Plus there's just something about the illicit peek. The tension between being otherwise clothed but showing a hint of what's to come is hot.
Dammit. I concur. If you're going to do it, do it right. I think the real question here is whether you take the load or get a facial. That's the part of the scenario I can't answer. Fuck that. Let the world burn. Every living thing on earth will be smothered by cosmic fire if I don't take this load? Totally fine with that, yeah.
Erect is pretty much a no-brainer. Choose flacid and you run the risk of it becoming erect during the job, which means you're not a bad cocksucker. That in and of itself would raise some uncomfortable questions I'd rather not answer. To answer Charles' question, I'd rather take the facial. Since I have a penis, I'd know when the load was coming and would be able to shut my eyes and close my mouth in time. What hair I have left is cut very short, so a quick shower and it's like nothing ever happened to begin with.
Dammit, this blowjob dilemma has reminded me of the fact that I've never had an enjoyable one; every blowjob I've ever received involved teeth, which is a huge boner-killer. Now I'm feeling bitter about my situation. Thanks a lot ssycko, you asshole.
Jeez, this shouldn't be the thing that reminds you. You should be reminded every waking moment of your life. Must suck. I probably would have jumped off a building. Or turned in to Durbanite.
A note- the dick in question would stay as it was no matter how good or bad your technique is, that just brings in too many variables. As for if/where the jizz ends up, I guess that's related but not necessarily part of the question.
Well how long are we supposed to suck this hypothetical flaccid penis? And more importantly how does this stave off the end of the world; as if a single person's sucking action is great enough to alter the earth's gravitational pull of an asteroid. Holy hell, them's some dick suckin' lips. Yeah, but imagine the international headlines: "Trakiel saves world by fellating huge cock." Followed by "Man who saved world by sucking cock beaten to death in TX for sucking that cock."
Hey, I might be willing to save the world by sucking off Jim-Bob the homophobe, but I never said I'd be willing to trek down to Texas to do it. If people want me to save the world, they're going to have to bring Jim-Bob up to Minnesota, and that's the bottom line. Furthermore, for starters there had better be at least 3 perfect 10 hotties greatful for me saving the world to give me some blowjobs in return.
Well didn't I just walk into the greatest conversation ever. Spoiler Just another reason why I love it here.
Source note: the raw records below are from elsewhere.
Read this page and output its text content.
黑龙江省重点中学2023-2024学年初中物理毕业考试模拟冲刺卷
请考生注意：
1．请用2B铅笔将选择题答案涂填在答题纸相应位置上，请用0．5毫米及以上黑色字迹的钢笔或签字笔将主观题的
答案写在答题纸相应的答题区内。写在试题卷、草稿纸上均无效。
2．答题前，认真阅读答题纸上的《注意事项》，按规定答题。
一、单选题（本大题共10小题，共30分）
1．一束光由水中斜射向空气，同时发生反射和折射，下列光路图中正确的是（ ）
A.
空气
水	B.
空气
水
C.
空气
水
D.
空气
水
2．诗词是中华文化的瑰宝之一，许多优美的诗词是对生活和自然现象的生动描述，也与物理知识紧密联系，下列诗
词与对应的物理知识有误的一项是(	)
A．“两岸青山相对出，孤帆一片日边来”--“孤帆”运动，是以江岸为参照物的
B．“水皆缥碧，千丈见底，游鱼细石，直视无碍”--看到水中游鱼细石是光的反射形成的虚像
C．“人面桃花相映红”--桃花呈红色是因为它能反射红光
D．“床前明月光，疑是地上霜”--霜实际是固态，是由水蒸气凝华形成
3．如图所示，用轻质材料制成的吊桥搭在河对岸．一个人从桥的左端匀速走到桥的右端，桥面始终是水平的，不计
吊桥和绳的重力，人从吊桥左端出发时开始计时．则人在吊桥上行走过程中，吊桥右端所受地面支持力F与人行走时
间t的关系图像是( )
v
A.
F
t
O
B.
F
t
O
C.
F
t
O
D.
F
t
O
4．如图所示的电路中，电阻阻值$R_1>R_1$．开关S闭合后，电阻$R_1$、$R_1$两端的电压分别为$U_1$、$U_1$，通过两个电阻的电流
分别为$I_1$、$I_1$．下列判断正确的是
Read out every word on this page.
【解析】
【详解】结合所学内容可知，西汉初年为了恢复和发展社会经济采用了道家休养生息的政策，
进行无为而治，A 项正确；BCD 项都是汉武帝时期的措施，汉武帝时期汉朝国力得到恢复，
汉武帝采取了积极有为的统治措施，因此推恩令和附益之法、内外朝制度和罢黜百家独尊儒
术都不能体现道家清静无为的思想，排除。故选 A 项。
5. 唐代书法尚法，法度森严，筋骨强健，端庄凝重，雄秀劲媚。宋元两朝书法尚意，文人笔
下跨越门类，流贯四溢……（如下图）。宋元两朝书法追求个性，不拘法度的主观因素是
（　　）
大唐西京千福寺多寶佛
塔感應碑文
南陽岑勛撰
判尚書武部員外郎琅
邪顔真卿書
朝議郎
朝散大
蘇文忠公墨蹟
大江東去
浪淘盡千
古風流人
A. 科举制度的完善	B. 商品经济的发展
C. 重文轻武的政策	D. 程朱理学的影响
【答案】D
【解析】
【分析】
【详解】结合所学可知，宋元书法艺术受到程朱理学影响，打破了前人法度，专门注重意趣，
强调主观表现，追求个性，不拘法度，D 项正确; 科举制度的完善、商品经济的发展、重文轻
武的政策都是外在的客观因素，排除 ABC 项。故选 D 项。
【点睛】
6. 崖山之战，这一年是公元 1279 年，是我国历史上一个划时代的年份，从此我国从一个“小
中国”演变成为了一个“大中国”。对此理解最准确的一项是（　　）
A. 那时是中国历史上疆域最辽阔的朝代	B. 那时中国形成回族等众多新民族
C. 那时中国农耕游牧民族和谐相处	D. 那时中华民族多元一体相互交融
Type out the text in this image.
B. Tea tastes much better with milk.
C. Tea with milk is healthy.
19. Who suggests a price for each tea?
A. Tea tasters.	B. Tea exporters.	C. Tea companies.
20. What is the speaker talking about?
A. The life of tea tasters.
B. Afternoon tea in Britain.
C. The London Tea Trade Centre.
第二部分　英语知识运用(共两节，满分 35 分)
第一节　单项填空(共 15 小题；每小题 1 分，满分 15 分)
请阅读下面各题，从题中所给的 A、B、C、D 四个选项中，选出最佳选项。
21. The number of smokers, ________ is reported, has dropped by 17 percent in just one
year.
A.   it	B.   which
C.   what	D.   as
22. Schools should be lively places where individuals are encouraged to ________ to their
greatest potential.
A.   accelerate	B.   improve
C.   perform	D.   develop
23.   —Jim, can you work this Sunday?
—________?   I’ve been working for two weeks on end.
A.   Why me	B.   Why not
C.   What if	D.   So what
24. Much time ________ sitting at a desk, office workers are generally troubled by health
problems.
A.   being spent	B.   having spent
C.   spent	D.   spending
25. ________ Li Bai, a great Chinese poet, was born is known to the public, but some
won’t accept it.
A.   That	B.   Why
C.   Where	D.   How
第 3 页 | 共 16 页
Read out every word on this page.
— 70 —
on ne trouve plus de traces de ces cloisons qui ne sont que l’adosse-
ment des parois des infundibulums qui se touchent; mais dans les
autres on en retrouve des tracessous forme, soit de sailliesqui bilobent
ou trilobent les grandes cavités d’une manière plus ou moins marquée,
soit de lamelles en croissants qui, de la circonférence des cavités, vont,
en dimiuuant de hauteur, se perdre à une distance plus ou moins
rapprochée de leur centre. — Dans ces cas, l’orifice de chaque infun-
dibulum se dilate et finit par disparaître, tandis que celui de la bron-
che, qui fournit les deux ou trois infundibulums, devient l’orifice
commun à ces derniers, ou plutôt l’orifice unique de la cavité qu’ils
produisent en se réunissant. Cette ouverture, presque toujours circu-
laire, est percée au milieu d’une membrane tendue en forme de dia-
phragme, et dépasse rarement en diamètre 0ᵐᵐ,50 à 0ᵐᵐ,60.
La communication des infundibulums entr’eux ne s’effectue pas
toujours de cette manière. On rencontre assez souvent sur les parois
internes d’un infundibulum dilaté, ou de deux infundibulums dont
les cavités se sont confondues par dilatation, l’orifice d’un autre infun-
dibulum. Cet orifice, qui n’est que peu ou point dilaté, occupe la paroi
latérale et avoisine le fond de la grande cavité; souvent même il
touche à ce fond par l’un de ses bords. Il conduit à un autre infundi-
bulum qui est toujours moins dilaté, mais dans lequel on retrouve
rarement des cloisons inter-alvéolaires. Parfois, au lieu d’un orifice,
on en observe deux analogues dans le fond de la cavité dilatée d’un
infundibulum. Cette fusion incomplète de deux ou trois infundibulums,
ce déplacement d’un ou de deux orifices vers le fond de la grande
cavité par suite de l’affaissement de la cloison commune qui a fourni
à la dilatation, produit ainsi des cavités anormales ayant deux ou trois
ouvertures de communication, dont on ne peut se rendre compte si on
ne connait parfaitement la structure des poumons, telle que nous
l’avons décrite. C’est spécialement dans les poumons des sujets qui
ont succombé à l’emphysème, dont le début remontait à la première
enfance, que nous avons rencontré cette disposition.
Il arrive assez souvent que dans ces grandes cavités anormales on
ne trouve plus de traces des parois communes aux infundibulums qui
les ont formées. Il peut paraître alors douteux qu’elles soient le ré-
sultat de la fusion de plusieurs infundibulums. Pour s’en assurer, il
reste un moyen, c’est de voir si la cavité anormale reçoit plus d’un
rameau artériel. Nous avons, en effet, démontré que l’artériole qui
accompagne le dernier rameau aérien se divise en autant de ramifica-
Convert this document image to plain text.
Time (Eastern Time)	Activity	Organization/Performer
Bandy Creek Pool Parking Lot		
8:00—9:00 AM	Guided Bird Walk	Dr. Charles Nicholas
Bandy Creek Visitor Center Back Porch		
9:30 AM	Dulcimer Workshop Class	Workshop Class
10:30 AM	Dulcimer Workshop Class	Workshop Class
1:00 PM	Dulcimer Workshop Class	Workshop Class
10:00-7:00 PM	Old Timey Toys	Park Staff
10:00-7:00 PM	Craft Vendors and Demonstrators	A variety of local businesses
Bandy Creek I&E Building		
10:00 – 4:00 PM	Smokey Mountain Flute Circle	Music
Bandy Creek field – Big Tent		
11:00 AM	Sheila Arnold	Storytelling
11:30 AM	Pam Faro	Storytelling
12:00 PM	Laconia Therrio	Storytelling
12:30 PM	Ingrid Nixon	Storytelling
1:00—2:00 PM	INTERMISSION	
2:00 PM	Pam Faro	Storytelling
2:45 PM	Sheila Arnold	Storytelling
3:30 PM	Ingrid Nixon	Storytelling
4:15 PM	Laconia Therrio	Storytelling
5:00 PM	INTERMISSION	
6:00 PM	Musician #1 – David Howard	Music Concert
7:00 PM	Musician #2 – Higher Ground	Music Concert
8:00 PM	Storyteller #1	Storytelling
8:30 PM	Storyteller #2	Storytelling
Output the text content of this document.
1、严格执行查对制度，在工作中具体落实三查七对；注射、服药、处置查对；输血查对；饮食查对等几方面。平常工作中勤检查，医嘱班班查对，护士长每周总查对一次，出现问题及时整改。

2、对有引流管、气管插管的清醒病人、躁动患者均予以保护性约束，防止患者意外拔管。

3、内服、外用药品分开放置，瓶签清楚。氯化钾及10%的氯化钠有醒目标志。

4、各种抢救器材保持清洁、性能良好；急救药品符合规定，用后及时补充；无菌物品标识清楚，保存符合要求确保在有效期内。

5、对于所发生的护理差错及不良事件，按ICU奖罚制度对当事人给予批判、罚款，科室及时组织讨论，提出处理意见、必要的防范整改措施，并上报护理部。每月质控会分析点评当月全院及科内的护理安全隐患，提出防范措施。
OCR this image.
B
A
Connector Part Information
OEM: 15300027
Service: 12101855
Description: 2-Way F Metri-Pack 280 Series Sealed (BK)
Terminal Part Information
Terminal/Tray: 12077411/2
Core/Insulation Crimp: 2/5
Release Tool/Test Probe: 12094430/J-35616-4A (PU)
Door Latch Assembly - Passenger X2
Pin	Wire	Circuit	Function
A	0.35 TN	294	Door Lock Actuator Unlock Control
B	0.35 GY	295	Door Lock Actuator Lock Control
Last night I had one of my best three shows ever. Almost 400 people, almost all college-agers, it was nice to play music like I was in a bar again. Usually.....sometimes...brrr. "No, I don't have YMCA, sorry........unpurpose."
Re: Re: Is It Friday? Drink Posting Meeting Place. Yeah you what they say, you suck one cock and that's all they remember. Just got asked to be in my cousins wedding, which I am cool with, except for the part of having to buy a pair of cowboy boots. Anybody have a place that I can get a size 15-16 cowboy boots?
Re: Re: Is It Friday? Drink Posting Meeting Place. Downtown Nashville - Buy one pair, get TWO PAIRS FREE!!
Re: Re: Is It Friday? Drink Posting Meeting Place. He's already in North Carolina, I don't think he'll have to go that far.